Jose Couso
A Spanish judge issued international arrest warrants yesterday for three US soldiers who face being put on trial in Madrid for the killing of a Spanish television cameraman during the Iraq war.
Lieutenant Colonel Philip de Camp, Captain Philip Wolford and Sergeant Shawn Gibson of the US Army’s 3rd Infantry Division were wanted for questioning as suspects in the killing of José Couso, from Spain’s Telecinco channel, according to the warrants.
“I order the … capture and arrest of the US soldiers, with a view to extradition,” said Judge Santiago Pedraz, an investigating magistrate at the National Court.
(Source: Common Dreams)
This is another news story you’re unlikely to see as the top headline on the evening news. It’s just one more life lost to the “shock and awe” of the US blitzkrieg on Iraq. An invasion so contemptuous of world opinion that its tanks shelled hotels full of journalists, citing the lie that it was “returning fire.”

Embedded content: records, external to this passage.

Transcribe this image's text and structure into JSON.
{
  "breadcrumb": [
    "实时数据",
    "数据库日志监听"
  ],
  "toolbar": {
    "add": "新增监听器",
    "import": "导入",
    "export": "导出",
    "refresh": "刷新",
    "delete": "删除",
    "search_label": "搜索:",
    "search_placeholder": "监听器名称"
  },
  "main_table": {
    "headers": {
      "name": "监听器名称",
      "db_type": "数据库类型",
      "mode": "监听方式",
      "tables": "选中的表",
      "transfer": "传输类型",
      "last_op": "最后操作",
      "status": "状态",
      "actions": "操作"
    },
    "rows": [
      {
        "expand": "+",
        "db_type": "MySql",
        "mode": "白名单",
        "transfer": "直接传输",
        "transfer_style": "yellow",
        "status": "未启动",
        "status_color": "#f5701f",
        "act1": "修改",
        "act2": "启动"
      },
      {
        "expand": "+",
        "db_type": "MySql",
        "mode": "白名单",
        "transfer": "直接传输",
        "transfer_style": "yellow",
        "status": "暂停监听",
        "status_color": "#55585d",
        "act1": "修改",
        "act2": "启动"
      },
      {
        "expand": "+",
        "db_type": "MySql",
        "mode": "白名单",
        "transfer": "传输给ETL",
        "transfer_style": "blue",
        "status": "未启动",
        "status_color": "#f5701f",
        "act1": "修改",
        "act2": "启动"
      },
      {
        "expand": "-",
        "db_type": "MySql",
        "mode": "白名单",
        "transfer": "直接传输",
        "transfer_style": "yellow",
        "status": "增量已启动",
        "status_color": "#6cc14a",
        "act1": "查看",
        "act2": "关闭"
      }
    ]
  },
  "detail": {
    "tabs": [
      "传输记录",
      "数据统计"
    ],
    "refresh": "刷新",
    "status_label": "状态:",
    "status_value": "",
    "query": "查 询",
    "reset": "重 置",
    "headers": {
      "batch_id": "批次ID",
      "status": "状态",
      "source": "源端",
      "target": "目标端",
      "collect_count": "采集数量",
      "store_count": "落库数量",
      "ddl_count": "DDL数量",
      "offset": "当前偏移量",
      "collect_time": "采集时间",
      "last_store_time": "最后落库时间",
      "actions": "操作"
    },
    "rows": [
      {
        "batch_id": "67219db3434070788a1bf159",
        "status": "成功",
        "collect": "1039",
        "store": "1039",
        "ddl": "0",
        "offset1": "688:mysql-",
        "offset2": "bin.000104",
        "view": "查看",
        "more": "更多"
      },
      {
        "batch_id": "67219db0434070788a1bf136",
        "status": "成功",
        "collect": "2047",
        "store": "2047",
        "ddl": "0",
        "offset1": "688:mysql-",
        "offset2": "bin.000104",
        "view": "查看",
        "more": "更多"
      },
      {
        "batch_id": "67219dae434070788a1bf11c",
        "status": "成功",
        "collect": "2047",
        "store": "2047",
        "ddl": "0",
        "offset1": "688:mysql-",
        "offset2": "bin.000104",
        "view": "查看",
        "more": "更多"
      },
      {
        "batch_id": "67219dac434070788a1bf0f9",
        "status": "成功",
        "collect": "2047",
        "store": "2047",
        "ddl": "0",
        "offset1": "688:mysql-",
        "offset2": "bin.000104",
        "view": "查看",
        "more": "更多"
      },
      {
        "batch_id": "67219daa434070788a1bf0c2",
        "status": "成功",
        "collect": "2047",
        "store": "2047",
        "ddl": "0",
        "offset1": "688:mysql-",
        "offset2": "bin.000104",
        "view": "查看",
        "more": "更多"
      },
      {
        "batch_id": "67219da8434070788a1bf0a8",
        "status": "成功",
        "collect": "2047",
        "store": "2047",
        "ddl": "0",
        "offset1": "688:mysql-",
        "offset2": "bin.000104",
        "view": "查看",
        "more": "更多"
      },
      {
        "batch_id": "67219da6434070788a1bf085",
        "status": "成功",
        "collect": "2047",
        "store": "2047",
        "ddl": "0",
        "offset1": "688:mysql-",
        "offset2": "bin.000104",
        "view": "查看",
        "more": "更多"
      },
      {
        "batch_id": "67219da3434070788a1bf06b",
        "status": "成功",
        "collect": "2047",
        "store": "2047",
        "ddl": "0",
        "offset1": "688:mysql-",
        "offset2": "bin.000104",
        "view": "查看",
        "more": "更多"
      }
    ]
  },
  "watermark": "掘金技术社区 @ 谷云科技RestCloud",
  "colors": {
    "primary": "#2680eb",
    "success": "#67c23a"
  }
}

But why has Spain had to issue warrants for arrest? Surely the US is the upholder of international law, the great protector of freedom and democracy?
Judge Pedraz said he had issued the warrant because the US government had not replied to his requests for help as he investigated Couso’s death.
It was “the only way of ensuring the suspects became available to Spanish judicial authorities, given the complete lack of cooperation,” from the US, the judge explained in a written document.
“Most of the international press was in the Hotel Palestine, where they had gone from the Hotel Rashid, following the Pentagon’s own recommendations,” the judge added.
A US State Department official told Reuters this year: “I just cannot imagine how any US soldier can be subject to some kind of foreign proceeding for criminal liability when he is in a tank in a war zone as part of an international coalition.”
(Source: Common Dreams)
How arrogant is the US? It won’t even deign to co-operate with due legal process in Spain, one of its former coalition partners.
Once again, the US is ignoring countries that are demanding justice for their murdered citizens, writing them off as unfortunate casualties of war against an evil enemy who must be defeated. Whatever the cost in innocent human lives.
Sounds a lot like something Al-Quaeda would say, doesn’t it?